We can either just each number on our short list with $3242.3$ to see if we can find a $d$ such that $gfe.d+xyzy.x$ is a palindrome. Or we can use the same logic we did above (created the carry condition tables). I'm getting a little tired of typing these long expressions out. But the end result of doing it this way tells us that $d$ has to be $0$ or $1$ (because we can't ever get the first digit of $3242.3$ to be greater than $4$ without adding a number larger than $1000$. For the case $d=0$ we find that $g=0$ or $g=9$. Since we don't have any cases on the first list with $g=0$ we only have the case $910$. And $910.0$ doesn't result in a palindrome. For the case $d=1$ we find that $y+g>9$ and since $y=2$ we require that $g>7$ So we check $810.1$ and $910.1$ and find they aren't palindromes.
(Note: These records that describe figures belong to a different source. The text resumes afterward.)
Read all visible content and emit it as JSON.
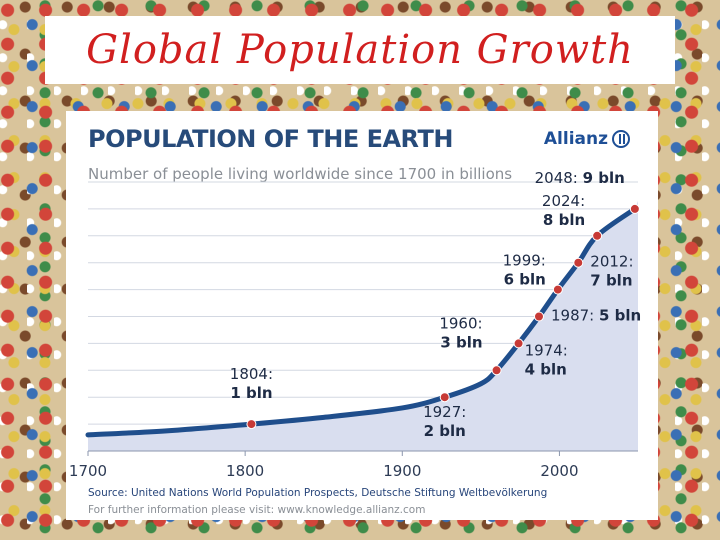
{
  "slide": {
    "title": "Global Population Growth"
  },
  "panel": {
    "heading": "POPULATION OF THE EARTH",
    "subtitle": "Number of people living worldwide since 1700 in billions",
    "brand": "Allianz",
    "source": "Source: United Nations World Population Prospects, Deutsche Stiftung Weltbevölkerung",
    "further_info": "For further information please visit: www.knowledge.allianz.com"
  },
  "colors": {
    "title": "#d11f1f",
    "line": "#1f4e8c",
    "fill": "#d9deef",
    "marker": "#c73a36",
    "heading": "#274b7a"
  },
  "chart_data": {
    "type": "area",
    "title": "POPULATION OF THE EARTH",
    "subtitle": "Number of people living worldwide since 1700 in billions",
    "xlabel": "",
    "ylabel": "",
    "xlim": [
      1700,
      2050
    ],
    "ylim": [
      0,
      10
    ],
    "x_ticks": [
      "1700",
      "1800",
      "1900",
      "2000"
    ],
    "grid": true,
    "curve": {
      "x": [
        1700,
        1750,
        1804,
        1850,
        1900,
        1927,
        1950,
        1960,
        1974,
        1987,
        1999,
        2012,
        2024,
        2048
      ],
      "y": [
        0.6,
        0.75,
        1,
        1.25,
        1.6,
        2,
        2.5,
        3,
        4,
        5,
        6,
        7,
        8,
        9
      ]
    },
    "milestones": [
      {
        "year": 1804,
        "value": 1,
        "label_year": "1804:",
        "label_value": "1 bln"
      },
      {
        "year": 1927,
        "value": 2,
        "label_year": "1927:",
        "label_value": "2 bln"
      },
      {
        "year": 1960,
        "value": 3,
        "label_year": "1960:",
        "label_value": "3 bln"
      },
      {
        "year": 1974,
        "value": 4,
        "label_year": "1974:",
        "label_value": "4 bln"
      },
      {
        "year": 1987,
        "value": 5,
        "label_year": "1987:",
        "label_value": "5 bln"
      },
      {
        "year": 1999,
        "value": 6,
        "label_year": "1999:",
        "label_value": "6 bln"
      },
      {
        "year": 2012,
        "value": 7,
        "label_year": "2012:",
        "label_value": "7 bln"
      },
      {
        "year": 2024,
        "value": 8,
        "label_year": "2024:",
        "label_value": "8 bln"
      },
      {
        "year": 2048,
        "value": 9,
        "label_year": "2048:",
        "label_value": "9 bln"
      }
    ]
  }
}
Thus, no number under 1000 can give us a palindrome for both odometers. This same method can be done for $hgfe$ and $hgfe.d$ but would take longer and more patience to finish. I suspect the number Neil gives is the smallest such number. But you'd only have to check $1000,1001,\ldots,1009$ to actually verify that is the smallest.